The record, with its mature progression from 2020’s Foolish Loving Spaces, is also the mark of a band who are assured in their sound and happy to tweak the formula that first generated success.

Blossoms pose for a photoshoot
Blossoms (Picture: Press)

The classic Blossoms knack of delivering catchy pop hooks is still intact, but it speaks volumes that the record is bookended by Bond-esque string arrangements organised by Kellock, who usually delivers those recognisable synths.

“There’s an aspect of wanting to challenge people,” says Ogden.

“You can’t please everybody, but it keeps us fresh. Change is good; you can’t keep the same thing all the time. You look at what Arctic Monkeys did on their last record, and we look up to them. Being in a band, you have to aspire to achieve something new.”

This new-found assuredness, Ogden admits, is a contrast from one of the band’s biggest gigs before the pandemic — a huge homecoming show to 15,000 fans at Stockport FC’s Edgeley Park stadium in 2019. It was supposed to be their moment of crowning glory at that point in their career, but Ogden found himself walking off stage at the end and failing to truly appreciate and enjoy the scale of their achievement.

“We were into the same shit, same area, same upbringing. We’re a very tight-knit group”

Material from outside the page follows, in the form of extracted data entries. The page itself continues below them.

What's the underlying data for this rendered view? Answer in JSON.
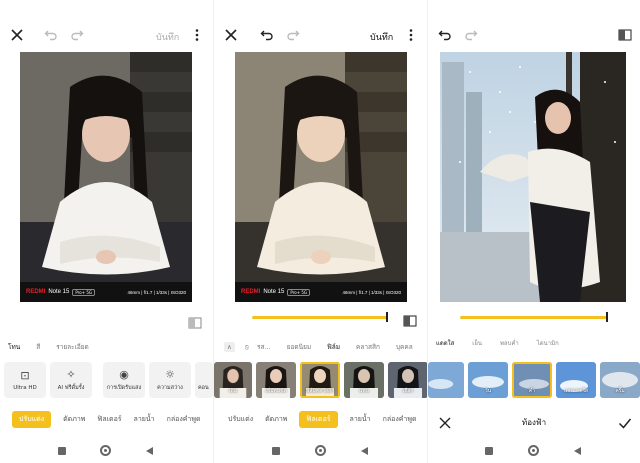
{
  "colors": {
    "accent": "#f4c01e",
    "text": "#222222",
    "muted": "#777777",
    "tile": "#f2f2f2",
    "brand_red": "#e3202a"
  },
  "editor": {
    "save_label": "บันทึก",
    "watermark": {
      "brand": "REDMI",
      "model": "Note 15",
      "tag": "Pro+ 5G",
      "meta": "46mm | f/1.7 | 1/33s | ISO320"
    }
  },
  "panel1": {
    "subtabs": [
      "โทน",
      "สี",
      "รายละเอียด"
    ],
    "tools": [
      {
        "glyph": "⊡",
        "label": "Ultra HD"
      },
      {
        "glyph": "✧",
        "label": "AI ฟรีดั้มรั้ง"
      },
      {
        "glyph": "◉",
        "label": "การเปิดรับแสง"
      },
      {
        "glyph": "☼",
        "label": "ความสว่าง"
      },
      {
        "glyph": "◐",
        "label": "คอน"
      }
    ],
    "bottom_tabs": [
      "ปรับแต่ง",
      "ตัดภาพ",
      "ฟิลเตอร์",
      "ลายน้ำ",
      "กล่องคำพูด"
    ]
  },
  "panel2": {
    "slider_value": 1.0,
    "subtabs": [
      "รส...",
      "ยอดนิยม",
      "ฟิล์ม",
      "คลาสสิก",
      "บุคคล"
    ],
    "thumbs": [
      "เดิม",
      "เพิ่มคมชัด",
      "ฟิล์มคลาสสิก",
      "แทน",
      "เยือก"
    ],
    "bottom_tabs": [
      "ปรับแต่ง",
      "ตัดภาพ",
      "ฟิลเตอร์",
      "ลายน้ำ",
      "กล่องคำพูด"
    ]
  },
  "panel3": {
    "slider_value": 1.0,
    "sky_tabs": [
      "แดดใส",
      "เย็น",
      "พลบค่ำ",
      "ไดนามิก"
    ],
    "sky_thumbs": [
      "",
      "วัน",
      "ค่ำ",
      "แสงแดดใส",
      "ครึ้ม"
    ],
    "title": "ท้องฟ้า"
  }
}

“We’d just played Stockport County and I wasn’t happy,” he says. “I remember coming off and analysing it. I was obsessing on perfection and thinking, ‘That needs to be better, I was flat there, the crowd looked bored there.’ I was driving myself mad off the back of it for all that summer.”

The problem deepened, Ogden explains, when he began watching other notable singers perform. “I just wasn’t confident as a frontman. I was comparing myself to other frontmen. I just remember watching The 1975 and thinking, ‘[Matty Healy]’s a great frontman, but I’m shit.’ “I wasn’t, but you beat yourself up. So when we were able to release the last album, I thought, ‘This is where I need to be.’ Then fucking lockdown hit!”

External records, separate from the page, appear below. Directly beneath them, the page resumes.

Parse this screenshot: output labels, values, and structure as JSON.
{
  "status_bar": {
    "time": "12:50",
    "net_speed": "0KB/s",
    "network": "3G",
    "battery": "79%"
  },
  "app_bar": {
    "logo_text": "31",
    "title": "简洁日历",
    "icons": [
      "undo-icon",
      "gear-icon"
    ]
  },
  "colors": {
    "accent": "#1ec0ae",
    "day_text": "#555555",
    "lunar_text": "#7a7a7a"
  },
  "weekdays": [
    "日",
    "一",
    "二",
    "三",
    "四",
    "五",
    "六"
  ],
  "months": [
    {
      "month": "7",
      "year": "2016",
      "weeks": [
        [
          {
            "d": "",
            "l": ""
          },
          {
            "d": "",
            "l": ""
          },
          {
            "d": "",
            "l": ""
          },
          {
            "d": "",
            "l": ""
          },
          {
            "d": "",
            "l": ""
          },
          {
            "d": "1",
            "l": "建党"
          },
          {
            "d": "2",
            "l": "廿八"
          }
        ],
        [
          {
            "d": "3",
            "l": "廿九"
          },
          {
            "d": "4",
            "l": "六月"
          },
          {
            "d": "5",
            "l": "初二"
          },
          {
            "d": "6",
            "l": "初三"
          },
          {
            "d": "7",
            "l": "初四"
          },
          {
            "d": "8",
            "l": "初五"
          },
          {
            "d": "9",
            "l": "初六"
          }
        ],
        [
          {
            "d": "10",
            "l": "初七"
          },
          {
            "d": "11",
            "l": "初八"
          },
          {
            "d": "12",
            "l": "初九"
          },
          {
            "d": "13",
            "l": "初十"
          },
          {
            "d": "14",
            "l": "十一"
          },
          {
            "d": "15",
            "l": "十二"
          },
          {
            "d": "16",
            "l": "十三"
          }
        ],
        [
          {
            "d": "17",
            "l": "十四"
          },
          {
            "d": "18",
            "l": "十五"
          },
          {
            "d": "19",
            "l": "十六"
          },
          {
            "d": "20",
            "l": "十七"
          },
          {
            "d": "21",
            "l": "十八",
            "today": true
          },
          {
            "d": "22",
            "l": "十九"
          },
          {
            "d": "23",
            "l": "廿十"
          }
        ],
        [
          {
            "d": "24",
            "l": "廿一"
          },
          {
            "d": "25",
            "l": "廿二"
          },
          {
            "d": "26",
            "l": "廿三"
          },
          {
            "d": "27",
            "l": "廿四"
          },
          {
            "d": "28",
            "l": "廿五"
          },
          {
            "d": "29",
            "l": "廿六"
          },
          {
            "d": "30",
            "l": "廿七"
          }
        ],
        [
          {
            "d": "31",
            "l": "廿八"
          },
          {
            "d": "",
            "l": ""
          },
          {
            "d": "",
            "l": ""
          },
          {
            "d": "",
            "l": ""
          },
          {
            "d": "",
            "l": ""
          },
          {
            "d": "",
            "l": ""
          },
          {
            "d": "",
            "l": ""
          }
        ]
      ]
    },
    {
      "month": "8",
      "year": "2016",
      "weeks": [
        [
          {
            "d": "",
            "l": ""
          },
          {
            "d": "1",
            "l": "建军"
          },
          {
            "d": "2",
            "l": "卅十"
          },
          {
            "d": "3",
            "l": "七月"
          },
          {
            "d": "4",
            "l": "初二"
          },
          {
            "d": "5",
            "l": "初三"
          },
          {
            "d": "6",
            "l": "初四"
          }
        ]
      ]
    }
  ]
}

Ogden was finally able to road-test that new confidence at the band’s sell-out concert at Manchester Arena last year, which had been delayed due to the pandemic.

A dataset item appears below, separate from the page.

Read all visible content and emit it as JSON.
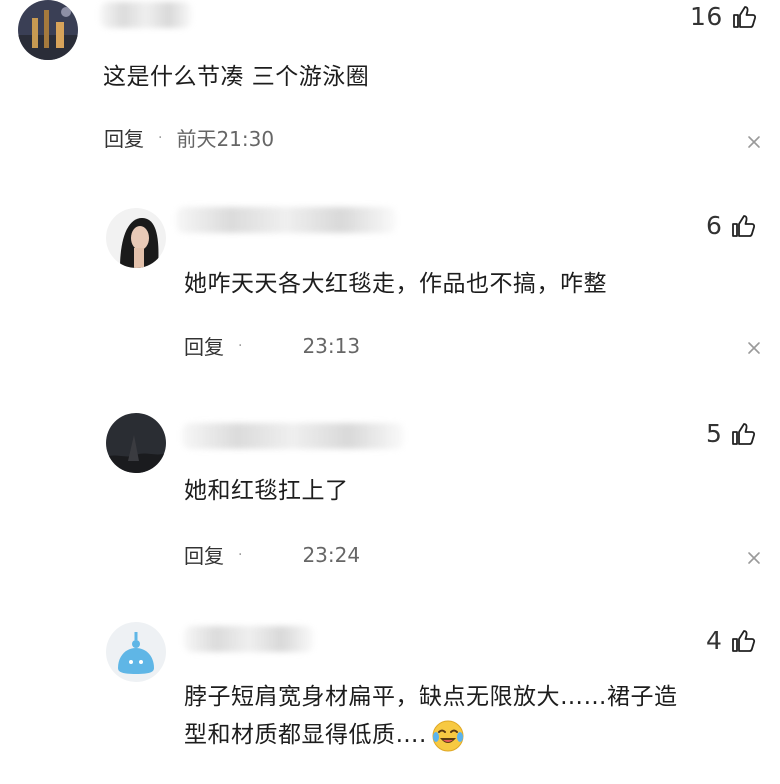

While that show was a huge success, the band say it’s only the latest step on the path to bigger things. They exclusively hint at plans for a big outdoor show in a Stockport field next year, but die-hard Manchester City fan Donovan says they won’t be stopping there.

“There’s the Etihad Stadium itself,” he says. “When there’s local bands like The Courteeners who have been doing shows like that, you just think, ‘There’s no reason why we can’t do gigs like that.’ We don’t see a ceiling as to where we can get to.”

Blossoms
Blossoms – Credit: Madeleine Penfold

That confident belief in the future’s limitless possibilities, you sense, stems in part from the evidently strong relationships that exist within the band.

It’s partly down to family ties (Ogden is now Donovan’s brother-in-law after marrying his sister Katie last summer), but perhaps it’s more that they are a group of friends first, and a band second.

“It’s the stuff that predates Blossoms,” adds Dewhurst. “Going on tour and having these experiences has only solidified that. Everybody had a rapport before Blossoms was a thing. We all knew of each other at least before.”

Ogden adds: “There’s no real ego in this group, too. You’ve got to have a bit of an ego but not to the point where it’s detrimental. We were into the same shit, same area and similar upbringing. We’re a very tight-knit group and we don’t let anyone in to poison it.”

Or, as Charlie Salt puts it: “There’s a really weird frequency running [through] the Stockport water, and we’re all on it.” A frequency that, all being well, will continue to blare out for quite some time. From Stockport, to the world.